To address these issues, various strategies have been proposed including elemental doping, in-situ solid-electrolyte interface (SEI) formation, and interlayer engineering. Among these strategies, amorphous glass layer between Li-anode and LLZT has advantages of simple processing and manufacturing friendliness, which involves heating to melt a glass followed by a fast cooling. Therefore, moderate melting temperature (e.g., T < 800 ^oC) is an important selection criteria for suitable glass material candidate. In addition, the coating layer should have reasonably good ionic conductivity .

In this study, we selected and investigated Li₃BO₃ (LBO) as the glass interlayer based on its low melting temperature (~700 ^oC), good stability between Li metal and LLZT, and moderate ionic conductivity (~ 10^-6 S/cm). A systematic design of experiments was performed to understanding the synthesis parameter – microstructure – performance relationship. First, we examined the effect of temperature programs (e.g., heating/cooling rate, temperature, time) and slurry composition on the microstructure of the LBO glass layer coated onto LLZT pellet. Scanning electron microscopy (SEM) revealed that homogeneous LBO layer without cracks or pinhole could be obtained by optimizing the parameters.

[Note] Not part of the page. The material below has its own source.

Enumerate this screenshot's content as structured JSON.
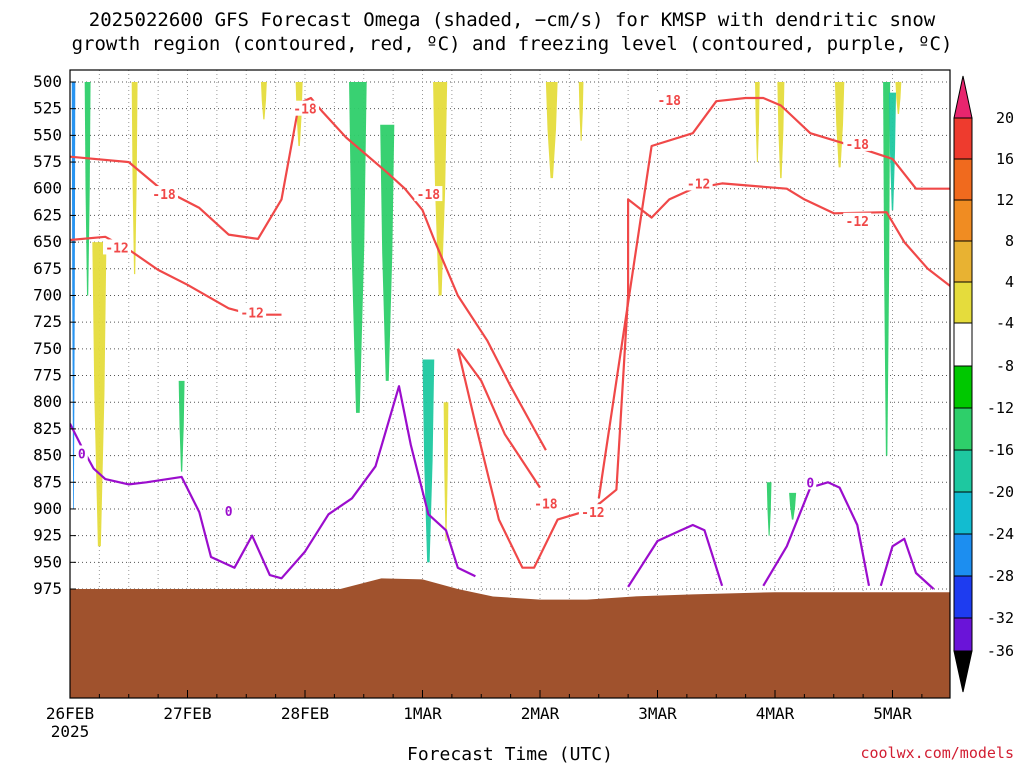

Secondly, we investigated the effect of LBO glass interlayer on the electrochemical properties of the solid-state battery cells. Introducing LBO interlayer to a Li/SE/Li symmetrical cell (i) increased cell interfacial conductivity from 1.32*10^-4 to 1.06*10^-3 S/cm as evidenced by electrochemical impedance spectroscopy (EIS) and (ii) increased critical current densities (CCD) from 0.1 mA/cm² (baseline) to 0.4 mAh/cm². Finally, we performed extended plating/stripping cycling test from the symmetric cells at a specific current of 0.1 mA/cm². Although the bare LLZT cell failed after 10 cycles, the cell with LBO interlayer operated without short-circuit for 93 cycles. The electrochemical characterization test clearly demonstrated that the LBO layer stabilize the Li/SE interface by improving a tolerance against the Li-dendrite penetration. Our promising results will offer a useful guideline for the future researchers on the design and optimization of the solid-state battery interfaces.